Based on a small, apparently throwaway, comment in the Server API documentation, we opted to create a second session. One session is responsible for static requests, the other for real-time. e.g.
_marketDataSession.OpenService("//blp/mktdata");
_staticSession.OpenService("//blp/refdata");
The means one session operates in subscription mode, the other more synchronously - I think it was this duality which was at the root of our problems.
Since making that change, we've not had any problems.
My reading of the docs agrees that you need separate sessions for the "//blp/mktdata" and "//blp/refdata" services.
A client appeared to have a similar problem. I solved it by making hundreds of sessions rather than passing in hundreds of requests in one session. Bloomberg may not be to happy with this BFI (brute force and ignorance) approach as we are sending the field requests for each session but it works.
Nice to see another person on stackoverflow enjoying the pain of bloomberg API :-)
I'm ashamed to say I use the following pattern (I suspect copied from the example code). It seems to work reasonably robustly, but probably ignores some important messages. But I don't get your time-out problem. It's Java, but all the languages work basically the same.
cid = session.sendRequest(request, null);
while (true) {
Event event = session.nextEvent();
MessageIterator msgIter = event.messageIterator();
while (msgIter.hasNext()) {
Message msg = msgIter.next();
if (msg.correlationID() == cid) {
processMessage(msg, fieldStrings, result);
}
}
if (event.eventType() == Event.EventType.RESPONSE) {
break;
}
}
This may work because it consumes all messages off each event.

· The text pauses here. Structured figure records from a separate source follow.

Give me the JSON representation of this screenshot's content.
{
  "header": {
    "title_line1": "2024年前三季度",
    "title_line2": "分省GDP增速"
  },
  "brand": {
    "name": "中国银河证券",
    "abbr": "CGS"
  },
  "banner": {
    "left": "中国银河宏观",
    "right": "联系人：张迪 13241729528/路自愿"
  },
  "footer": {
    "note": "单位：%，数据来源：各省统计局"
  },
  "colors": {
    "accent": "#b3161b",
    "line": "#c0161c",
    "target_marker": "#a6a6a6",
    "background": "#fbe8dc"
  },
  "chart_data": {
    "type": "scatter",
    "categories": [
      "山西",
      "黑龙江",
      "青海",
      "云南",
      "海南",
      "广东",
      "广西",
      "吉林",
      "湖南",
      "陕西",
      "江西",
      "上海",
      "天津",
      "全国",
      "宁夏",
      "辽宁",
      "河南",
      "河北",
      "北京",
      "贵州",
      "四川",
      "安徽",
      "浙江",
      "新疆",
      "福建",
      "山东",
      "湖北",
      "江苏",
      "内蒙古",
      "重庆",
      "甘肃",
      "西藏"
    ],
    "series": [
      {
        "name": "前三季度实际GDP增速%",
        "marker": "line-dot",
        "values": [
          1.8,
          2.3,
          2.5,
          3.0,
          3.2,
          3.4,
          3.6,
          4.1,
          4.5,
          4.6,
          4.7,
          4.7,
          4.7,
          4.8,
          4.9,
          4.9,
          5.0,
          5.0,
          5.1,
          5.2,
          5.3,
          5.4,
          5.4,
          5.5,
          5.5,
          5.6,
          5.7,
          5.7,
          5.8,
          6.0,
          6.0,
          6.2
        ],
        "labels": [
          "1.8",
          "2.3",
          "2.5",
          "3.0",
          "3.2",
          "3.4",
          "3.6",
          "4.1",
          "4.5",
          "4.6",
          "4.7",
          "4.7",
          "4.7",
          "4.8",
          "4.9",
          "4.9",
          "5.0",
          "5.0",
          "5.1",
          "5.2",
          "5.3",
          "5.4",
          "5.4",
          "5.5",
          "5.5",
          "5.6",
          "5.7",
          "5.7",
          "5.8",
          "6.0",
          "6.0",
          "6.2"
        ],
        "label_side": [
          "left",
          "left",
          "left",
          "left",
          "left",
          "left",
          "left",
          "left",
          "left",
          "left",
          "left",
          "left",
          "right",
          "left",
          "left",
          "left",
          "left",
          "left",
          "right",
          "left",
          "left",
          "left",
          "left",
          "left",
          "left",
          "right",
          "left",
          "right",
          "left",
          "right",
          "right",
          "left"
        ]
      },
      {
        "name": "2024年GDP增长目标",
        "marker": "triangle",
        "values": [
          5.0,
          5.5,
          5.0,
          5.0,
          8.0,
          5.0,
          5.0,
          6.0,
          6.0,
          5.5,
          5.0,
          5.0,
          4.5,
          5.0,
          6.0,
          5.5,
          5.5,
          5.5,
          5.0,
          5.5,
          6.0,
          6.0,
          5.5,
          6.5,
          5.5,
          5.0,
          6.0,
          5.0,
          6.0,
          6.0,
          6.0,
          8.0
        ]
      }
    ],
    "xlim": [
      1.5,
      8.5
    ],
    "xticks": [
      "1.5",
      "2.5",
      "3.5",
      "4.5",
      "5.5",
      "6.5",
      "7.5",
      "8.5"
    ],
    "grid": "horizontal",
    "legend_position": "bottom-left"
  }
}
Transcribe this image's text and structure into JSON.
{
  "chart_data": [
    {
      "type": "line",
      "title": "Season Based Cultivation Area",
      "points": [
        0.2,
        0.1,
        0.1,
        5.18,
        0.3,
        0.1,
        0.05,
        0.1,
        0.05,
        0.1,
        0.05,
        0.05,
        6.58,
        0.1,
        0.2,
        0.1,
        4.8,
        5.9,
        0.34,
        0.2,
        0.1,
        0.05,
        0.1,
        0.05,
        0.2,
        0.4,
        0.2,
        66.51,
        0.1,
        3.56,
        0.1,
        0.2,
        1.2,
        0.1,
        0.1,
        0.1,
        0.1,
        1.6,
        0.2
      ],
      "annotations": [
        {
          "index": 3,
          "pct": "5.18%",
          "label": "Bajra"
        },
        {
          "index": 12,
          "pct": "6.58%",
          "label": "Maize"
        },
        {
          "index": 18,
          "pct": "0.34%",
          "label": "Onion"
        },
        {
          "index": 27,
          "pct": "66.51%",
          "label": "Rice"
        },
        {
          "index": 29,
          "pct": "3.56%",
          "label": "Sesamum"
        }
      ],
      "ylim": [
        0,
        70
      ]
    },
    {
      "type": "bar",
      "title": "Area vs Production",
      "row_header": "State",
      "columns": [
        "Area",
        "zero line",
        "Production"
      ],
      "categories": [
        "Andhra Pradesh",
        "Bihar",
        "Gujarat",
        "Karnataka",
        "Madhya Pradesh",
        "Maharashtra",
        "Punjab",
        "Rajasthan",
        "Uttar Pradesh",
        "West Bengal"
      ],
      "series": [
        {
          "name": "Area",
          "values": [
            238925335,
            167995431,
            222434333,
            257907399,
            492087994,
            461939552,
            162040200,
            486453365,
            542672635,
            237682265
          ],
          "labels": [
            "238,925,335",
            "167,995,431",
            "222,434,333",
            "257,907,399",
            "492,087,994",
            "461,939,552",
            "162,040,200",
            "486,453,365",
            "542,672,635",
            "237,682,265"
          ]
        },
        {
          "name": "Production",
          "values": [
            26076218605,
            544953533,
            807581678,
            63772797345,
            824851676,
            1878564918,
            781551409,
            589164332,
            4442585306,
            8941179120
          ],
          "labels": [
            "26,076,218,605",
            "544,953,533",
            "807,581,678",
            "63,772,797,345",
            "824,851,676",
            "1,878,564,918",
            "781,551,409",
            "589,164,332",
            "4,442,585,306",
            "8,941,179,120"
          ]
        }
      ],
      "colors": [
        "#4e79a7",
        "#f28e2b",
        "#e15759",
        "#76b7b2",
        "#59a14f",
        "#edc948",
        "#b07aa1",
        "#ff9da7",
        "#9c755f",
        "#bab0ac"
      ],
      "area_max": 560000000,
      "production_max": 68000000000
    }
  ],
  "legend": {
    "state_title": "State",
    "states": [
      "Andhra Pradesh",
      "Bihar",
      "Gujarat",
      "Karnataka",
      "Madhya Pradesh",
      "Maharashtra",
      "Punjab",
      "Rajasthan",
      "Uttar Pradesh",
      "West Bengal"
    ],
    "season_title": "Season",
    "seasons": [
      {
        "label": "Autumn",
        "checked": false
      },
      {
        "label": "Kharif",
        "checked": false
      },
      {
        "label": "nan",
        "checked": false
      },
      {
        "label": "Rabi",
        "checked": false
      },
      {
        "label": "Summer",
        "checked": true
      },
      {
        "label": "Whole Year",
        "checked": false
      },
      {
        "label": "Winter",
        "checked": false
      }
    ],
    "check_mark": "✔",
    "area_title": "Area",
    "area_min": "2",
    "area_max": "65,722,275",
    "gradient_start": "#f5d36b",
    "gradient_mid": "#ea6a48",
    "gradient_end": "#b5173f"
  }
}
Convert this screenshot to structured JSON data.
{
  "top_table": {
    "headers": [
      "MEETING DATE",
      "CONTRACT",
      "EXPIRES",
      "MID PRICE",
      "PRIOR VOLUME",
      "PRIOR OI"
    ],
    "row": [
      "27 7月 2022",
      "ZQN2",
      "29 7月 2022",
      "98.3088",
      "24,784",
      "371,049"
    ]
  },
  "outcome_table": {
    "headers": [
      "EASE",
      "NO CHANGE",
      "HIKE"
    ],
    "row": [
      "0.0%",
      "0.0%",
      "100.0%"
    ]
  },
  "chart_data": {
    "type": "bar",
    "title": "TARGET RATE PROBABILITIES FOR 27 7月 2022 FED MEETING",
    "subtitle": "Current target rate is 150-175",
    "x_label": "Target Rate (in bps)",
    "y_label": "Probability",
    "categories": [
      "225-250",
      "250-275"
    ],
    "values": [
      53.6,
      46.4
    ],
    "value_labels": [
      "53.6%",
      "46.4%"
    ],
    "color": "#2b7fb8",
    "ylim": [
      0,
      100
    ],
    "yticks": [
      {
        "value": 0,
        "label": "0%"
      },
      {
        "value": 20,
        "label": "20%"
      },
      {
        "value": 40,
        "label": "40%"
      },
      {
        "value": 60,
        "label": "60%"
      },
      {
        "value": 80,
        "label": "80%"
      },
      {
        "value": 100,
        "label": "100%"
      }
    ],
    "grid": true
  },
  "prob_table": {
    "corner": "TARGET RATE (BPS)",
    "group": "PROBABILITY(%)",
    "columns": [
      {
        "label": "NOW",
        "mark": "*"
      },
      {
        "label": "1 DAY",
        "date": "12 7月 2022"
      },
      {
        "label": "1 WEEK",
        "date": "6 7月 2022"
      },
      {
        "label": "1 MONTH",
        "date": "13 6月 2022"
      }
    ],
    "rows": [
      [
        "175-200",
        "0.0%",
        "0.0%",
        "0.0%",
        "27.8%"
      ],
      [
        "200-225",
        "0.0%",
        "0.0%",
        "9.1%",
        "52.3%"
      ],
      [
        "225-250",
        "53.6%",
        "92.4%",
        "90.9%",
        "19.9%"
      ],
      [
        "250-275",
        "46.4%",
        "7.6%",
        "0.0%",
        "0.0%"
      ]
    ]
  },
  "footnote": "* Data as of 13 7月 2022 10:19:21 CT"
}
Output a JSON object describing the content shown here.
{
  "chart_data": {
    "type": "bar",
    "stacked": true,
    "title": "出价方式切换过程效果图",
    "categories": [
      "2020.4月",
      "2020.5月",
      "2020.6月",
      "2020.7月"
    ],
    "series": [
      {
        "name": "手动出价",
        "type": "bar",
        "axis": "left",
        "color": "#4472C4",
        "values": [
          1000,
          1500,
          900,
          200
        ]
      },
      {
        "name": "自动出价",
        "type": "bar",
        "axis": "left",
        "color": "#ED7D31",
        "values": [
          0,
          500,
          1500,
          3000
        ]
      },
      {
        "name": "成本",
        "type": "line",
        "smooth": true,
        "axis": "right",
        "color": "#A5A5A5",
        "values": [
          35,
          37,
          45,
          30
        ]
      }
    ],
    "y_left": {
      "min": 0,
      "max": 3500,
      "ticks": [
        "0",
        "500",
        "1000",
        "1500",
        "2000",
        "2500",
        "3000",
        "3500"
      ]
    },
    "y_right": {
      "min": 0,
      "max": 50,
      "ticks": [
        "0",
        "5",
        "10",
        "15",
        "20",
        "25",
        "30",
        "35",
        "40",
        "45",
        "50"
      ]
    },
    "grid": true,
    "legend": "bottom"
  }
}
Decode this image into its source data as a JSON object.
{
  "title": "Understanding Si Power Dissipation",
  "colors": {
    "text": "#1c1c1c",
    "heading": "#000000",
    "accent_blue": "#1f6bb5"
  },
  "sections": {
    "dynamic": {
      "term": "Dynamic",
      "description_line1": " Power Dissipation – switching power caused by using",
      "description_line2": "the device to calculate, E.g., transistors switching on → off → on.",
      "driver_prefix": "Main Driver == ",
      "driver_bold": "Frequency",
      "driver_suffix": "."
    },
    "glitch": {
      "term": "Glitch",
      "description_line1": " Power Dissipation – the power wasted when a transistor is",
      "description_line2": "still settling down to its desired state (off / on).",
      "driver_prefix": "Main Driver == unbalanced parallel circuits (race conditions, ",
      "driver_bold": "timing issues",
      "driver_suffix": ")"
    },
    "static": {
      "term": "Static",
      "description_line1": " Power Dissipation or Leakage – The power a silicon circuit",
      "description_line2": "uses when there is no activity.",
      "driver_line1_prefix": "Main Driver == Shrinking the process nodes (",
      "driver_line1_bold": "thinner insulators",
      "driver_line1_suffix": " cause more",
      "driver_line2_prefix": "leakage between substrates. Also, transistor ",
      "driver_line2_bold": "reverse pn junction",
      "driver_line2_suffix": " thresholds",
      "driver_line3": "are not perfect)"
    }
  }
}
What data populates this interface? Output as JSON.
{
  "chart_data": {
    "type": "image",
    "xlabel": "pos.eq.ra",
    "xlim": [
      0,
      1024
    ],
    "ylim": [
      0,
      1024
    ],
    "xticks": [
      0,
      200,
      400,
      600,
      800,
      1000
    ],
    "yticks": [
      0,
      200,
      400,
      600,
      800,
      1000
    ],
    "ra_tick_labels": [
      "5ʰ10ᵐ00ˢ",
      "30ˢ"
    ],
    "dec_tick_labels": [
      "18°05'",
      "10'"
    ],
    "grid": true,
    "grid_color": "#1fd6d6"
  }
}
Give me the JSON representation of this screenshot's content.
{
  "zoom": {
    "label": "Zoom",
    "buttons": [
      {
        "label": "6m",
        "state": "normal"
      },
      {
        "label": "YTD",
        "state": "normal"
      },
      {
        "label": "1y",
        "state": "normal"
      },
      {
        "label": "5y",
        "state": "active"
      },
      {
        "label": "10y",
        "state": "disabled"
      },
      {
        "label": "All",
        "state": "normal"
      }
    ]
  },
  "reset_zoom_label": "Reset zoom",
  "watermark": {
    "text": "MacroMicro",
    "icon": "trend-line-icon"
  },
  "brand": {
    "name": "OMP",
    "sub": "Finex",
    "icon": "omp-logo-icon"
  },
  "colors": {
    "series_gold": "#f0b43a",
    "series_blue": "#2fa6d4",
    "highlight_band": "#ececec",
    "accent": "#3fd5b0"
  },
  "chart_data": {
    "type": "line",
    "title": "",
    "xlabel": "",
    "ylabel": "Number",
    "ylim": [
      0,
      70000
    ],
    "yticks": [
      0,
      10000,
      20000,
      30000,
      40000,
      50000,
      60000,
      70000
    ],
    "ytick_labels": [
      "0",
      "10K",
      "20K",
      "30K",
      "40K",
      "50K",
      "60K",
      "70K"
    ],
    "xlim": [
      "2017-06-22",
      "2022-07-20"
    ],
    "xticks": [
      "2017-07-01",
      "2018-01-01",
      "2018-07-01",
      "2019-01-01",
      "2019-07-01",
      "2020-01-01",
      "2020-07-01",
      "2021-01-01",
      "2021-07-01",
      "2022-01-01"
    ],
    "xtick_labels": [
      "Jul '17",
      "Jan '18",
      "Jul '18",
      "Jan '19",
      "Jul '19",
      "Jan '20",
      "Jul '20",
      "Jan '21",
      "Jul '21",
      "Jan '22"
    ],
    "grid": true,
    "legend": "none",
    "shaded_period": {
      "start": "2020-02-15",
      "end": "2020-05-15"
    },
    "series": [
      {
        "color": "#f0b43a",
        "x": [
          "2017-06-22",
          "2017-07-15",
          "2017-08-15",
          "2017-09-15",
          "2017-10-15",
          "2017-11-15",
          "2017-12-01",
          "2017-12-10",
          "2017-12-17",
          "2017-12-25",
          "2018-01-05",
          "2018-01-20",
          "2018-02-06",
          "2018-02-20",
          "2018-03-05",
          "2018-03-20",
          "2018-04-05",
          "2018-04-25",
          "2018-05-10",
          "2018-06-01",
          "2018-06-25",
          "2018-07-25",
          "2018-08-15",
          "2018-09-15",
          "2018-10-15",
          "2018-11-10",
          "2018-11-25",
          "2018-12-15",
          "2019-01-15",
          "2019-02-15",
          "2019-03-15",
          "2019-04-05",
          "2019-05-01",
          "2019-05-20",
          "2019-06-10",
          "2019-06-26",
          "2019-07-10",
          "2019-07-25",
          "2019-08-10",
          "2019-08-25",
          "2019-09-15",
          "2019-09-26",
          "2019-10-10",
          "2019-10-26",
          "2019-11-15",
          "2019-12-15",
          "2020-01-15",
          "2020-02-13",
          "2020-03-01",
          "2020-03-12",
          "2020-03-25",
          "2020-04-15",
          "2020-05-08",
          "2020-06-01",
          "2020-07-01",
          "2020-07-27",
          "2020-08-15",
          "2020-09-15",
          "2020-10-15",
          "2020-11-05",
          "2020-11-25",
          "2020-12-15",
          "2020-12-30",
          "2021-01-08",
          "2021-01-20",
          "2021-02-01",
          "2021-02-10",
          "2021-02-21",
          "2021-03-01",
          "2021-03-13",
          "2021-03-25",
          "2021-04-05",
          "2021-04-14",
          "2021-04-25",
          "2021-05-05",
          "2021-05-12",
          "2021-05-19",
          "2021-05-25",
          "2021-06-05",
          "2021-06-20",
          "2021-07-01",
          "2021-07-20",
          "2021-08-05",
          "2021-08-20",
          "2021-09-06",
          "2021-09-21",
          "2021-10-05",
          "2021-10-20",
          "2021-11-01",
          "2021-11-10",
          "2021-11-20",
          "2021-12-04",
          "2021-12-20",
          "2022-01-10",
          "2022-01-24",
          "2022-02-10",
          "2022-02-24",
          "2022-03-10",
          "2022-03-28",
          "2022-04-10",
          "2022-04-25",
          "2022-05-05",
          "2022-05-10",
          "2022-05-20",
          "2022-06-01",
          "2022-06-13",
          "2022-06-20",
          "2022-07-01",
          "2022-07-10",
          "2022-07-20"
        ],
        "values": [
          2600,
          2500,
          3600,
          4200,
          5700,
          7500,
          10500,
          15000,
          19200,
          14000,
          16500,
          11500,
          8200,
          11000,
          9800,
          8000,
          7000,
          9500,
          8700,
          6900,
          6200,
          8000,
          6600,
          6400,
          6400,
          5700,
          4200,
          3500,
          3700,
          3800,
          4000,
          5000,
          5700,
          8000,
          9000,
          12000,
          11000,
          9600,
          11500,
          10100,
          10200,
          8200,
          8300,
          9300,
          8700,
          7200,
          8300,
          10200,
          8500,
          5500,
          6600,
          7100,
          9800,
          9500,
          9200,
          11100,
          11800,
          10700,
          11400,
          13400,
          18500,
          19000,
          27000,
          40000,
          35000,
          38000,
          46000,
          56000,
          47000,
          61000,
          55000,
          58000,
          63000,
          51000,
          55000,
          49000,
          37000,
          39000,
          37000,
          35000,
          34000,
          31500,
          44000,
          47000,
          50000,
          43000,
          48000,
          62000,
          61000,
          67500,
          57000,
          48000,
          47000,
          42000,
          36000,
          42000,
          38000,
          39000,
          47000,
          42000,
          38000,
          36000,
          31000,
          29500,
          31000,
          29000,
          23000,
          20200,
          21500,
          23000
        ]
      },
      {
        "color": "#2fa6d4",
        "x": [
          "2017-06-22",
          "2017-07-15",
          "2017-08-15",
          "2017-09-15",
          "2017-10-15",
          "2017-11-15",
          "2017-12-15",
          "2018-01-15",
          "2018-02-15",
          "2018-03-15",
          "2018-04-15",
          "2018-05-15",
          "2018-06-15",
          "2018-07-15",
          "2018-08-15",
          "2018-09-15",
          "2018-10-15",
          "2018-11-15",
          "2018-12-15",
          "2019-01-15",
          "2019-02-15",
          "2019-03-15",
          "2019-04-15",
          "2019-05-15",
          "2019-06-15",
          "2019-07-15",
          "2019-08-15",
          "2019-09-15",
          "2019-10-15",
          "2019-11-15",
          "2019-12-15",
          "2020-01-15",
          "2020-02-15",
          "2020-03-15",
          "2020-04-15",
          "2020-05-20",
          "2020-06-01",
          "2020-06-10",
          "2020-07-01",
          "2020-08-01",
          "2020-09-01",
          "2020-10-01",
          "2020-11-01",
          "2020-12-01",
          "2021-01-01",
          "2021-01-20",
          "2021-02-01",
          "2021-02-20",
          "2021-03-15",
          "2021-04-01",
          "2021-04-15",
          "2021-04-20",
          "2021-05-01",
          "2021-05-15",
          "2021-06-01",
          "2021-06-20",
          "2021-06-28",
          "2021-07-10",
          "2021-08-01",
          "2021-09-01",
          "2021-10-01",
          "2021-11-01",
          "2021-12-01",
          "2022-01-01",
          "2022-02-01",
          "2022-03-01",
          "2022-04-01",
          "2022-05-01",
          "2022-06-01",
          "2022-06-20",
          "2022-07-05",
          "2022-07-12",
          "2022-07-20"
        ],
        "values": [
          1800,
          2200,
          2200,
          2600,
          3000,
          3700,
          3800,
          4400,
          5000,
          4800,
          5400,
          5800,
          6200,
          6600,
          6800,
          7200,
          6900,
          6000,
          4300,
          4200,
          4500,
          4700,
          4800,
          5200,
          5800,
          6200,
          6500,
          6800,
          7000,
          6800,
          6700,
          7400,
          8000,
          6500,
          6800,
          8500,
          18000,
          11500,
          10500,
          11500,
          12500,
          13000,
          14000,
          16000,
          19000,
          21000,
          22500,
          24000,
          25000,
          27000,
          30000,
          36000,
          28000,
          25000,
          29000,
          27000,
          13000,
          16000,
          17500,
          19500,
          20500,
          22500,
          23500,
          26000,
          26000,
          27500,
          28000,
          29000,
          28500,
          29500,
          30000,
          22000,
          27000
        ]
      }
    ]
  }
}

It sounds like you are making too many requests at once. BB will only process a certain number of requests per connection at any given time. Note that opening more and more connections will not help because there are limits per subscription as well. If you make a large number of time consuming requests simultaneously, some may timeout. Also, you should process the request completely(until you receive RESPONSE message), or cancel them. A partial request that is outstanding is wasting a slot. Since splitting into two sessions, seems to have helped you, it sounds like you are also making a lot of subscription requests at the same time. Are you using subscriptions as a way to take snapshots? That is subscribe to an instrument, get initial values, and de-subscribe. If so, you should try to find a different design. This is not the way the subscriptions are intended to be used. An outstanding subscription request also uses a request slot. That is why it is best to batch as many subscriptions as possible in a single subscription list instead of making many individual requests. Hope this helps with your use of the api.
By the way, I can't tell from your sample code, but while you are blocked on messages from the event queue, are you also reading from the main event queue while(in a seperate event queue)? You must process all the messages out of the queue, especially if you have outstanding subscriptions. Responses can queue up really fast. If you are not processing messages, the session may hit some queue limits which may be why you are getting timeouts. Also, if you don't read messages, you may be marked a slow consumer and not receive more data until you start consuming the pending messages. The api is async. Event queues are just a way to block on specific requests without having to process all messages from the main queue in a context where blocking is ok, and it would otherwise be be difficult to interrupt the logic flow to process parts asynchronously.